When accidents happen, simply say something like “Uh oh, let’s go get on the potty” and leave it at that.
Go Back To Giving Reminders
If it feels like you’re going back to the beginning of potty training, in a sense, you are. But, there is good news! Even though you’re going backward, it’s temporary and won’t take as long to make great forward progress.
Make sure you give your child frequent reminders to go to the potty. Just make it part of your daily routine.
When my son went through this, I found that giving a reminder every couple of hours seemed to work well. I simply set a timer on my phone to do it even if I was busy doing something else at the time.
Don’t forget to get everyone in your child’s life on board with this. It will make the process that much faster—teachers, grandma, the babysitters…everyone.

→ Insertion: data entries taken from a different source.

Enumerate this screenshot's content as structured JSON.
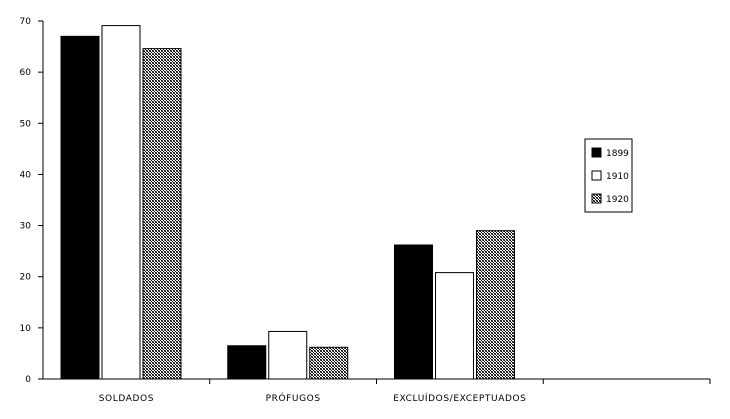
{
  "chart_data": {
    "type": "bar",
    "categories": [
      "SOLDADOS",
      "PRÓFUGOS",
      "EXCLUÍDOS/EXCEPTUADOS"
    ],
    "series": [
      {
        "name": "1899",
        "values": [
          67,
          6.5,
          26.2
        ],
        "fill": "#000000"
      },
      {
        "name": "1910",
        "values": [
          69.1,
          9.3,
          20.8
        ],
        "fill": "#ffffff"
      },
      {
        "name": "1920",
        "values": [
          64.6,
          6.2,
          29
        ]
      }
    ],
    "ylim": [
      0,
      70
    ],
    "yticks": [
      "0",
      "10",
      "20",
      "30",
      "40",
      "50",
      "60",
      "70"
    ],
    "legend_position": "right",
    "grid": false,
    "title": "",
    "xlabel": "",
    "ylabel": ""
  }
}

You could also pull out your potty training books and reread them with your child!
Give Praise And Rewards
External rewards work well as incentives to strive toward a goal, which also applies to potty training regression. Try implementing a rewards system. We did that with my son and found that this really helped him stay motivated to “get back on track”.
Here’s what we did.
We came up with a sticker system. We had a piece of paper that had a chart on it. For every day that he didn’t have an accident, I let him put a sticker on the paper. After he got 5 days of stickers in a row, he got to pick his favorite flavor of ice cream.
Once he did that, we repeated the process but increased both the number of days he had to get in a row as well as the prize. We upped it to 7 days, and the prize was a new pack of super fun underwear that he got to pick out (plus some sidewalk chalk). After that, he was almost back on track.
I recommend getting your child’s input on this because if you choose something they don’t care about as a reward, they won’t be motivated to work for it. For example, they may want extra stories at bedtime, and you’re offering ice cream!
Note: For some kids, rewards systems can have the opposite effect and can actually cause stress or anxiety. If you feel that’s happening with your child, I recommend abandoning the rewards system completely and just using enthusiastic praise.
Many potty training regressions only take a couple of weeks or so to straighten out, but sometimes it can take a month or so.
If it lasts longer than that and you haven’t seen a doctor, it might be time to consider checking in with your child’s pediatrician to ensure there isn’t an underlying physical problem.
Hang in there and stay the course…you will get to the other side soon!